1、InputFormat

InputFormat是Hadoop平台上Mapreduce输入的规范，仅有两个抽象方法。

List<InputSplit> getSplits()，获取由输入文件计算出输入分片(InputSplit)，解决数据或文件分割成片问题。
RecordReader<K,V> createRecordReader()，创建RecordReader，从InputSplit中读取数据，解决读取分片中数据问题。

InputFormat主要能完成下列工作：

1、Validate the input-specification of the job. （首先验证作业的输入的正确性）

2、 Split-up the input file(s) into logical InputSplits, each of which is then assigned to an individual Mapper.（将输入的文件划分成一系列逻辑分片

（InputSplit），一个InputSplit将会被分配给一个独立的MapTask ）

3、Provide the RecordReader implementation to be used to glean input records from the logical InputSplit for processing by the Mapper.（提供RecordReader实

现，读取InputSplit中的“K-V对”供Mapper使用）

InputFormat的源代码：

public abstract class InputFormat<K, V> {

  /**

   * 每个InputSplit的分片被分配到一个独立的Mapper上

   * 注：1、这个分片是逻辑上对输入数据进行分片，而实际上输入文件没有被切割成一个个小块。

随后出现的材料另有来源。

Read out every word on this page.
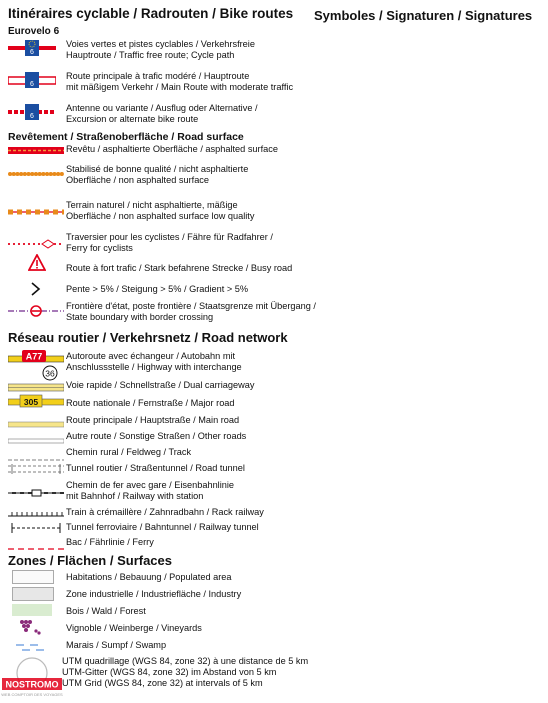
Itinéraires cyclable / Radrouten / Bike routes
Eurovelo 6
6
Voies vertes et pistes cyclables / Verkehrsfreie
Hauptroute / Traffic free route; Cycle path
6
Route principale à trafic modéré / Hauptroute
mit mäßigem Verkehr / Main Route with moderate traffic
6
Antenne ou variante / Ausflug oder Alternative /
Excursion or alternate bike route
Revêtement / Straßenoberfläche / Road surface
Revêtu / asphaltierte Oberfläche / asphalted surface
Stabilisé de bonne qualité / nicht asphaltierte
Oberfläche / non asphalted surface
Terrain naturel / nicht asphaltierte, mäßige
Oberfläche / non asphalted surface low quality
Traversier pour les cyclistes / Fähre für Radfahrer /
Ferry for cyclists
Route à fort trafic / Stark befahrene Strecke / Busy road
Pente > 5% / Steigung > 5% / Gradient > 5%
Frontière d'état, poste frontière / Staatsgrenze mit Übergang /
State boundary with border crossing
Réseau routier / Verkehrsnetz / Road network
A77
36
Autoroute avec échangeur / Autobahn mit
Anschlussstelle / Highway with interchange
Voie rapide / Schnellstraße / Dual carriageway
305	Route nationale / Fernstraße / Major road
Route principale / Hauptstraße / Main road
Autre route / Sonstige Straßen / Other roads
Chemin rural / Feldweg / Track
Tunnel routier / Straßentunnel / Road tunnel
Chemin de fer avec gare / Eisenbahnlinie
mit Bahnhof / Railway with station
Train à crémaillère / Zahnradbahn / Rack railway
Tunnel ferroviaire / Bahntunnel / Railway tunnel
Bac / Fährlinie / Ferry
Zones / Flächen / Surfaces
Habitations / Bebauung / Populated area
Zone industrielle / Industriefläche / Industry
Bois / Wald / Forest
Vignoble / Weinberge / Vineyards
Marais / Sumpf / Swamp
UTM quadrillage (WGS 84, zone 32) à une distance de 5 km
UTM-Gitter (WGS 84, zone 32) im Abstand von 5 km
UTM Grid (WGS 84, zone 32) at intervals of 5 km
NOSTROMO
WEB COMPTOIR DES VOYAGES
Symboles / Signaturen / Signatures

   *     每个分片由输入文件的路径，起始位置，偏移量等

   *     2、在InputFormat中创建的RecordReader也要使用InputSplit

   */

  public abstract

    List<InputSplit> getSplits(JobContext context ) throws IOException, InterruptedException;

  /**

   * 为每个分片创建一个record reader

   */

  public abstract

    RecordReader<K,V> createRecordReader(InputSplit split,TaskAttemptContext context)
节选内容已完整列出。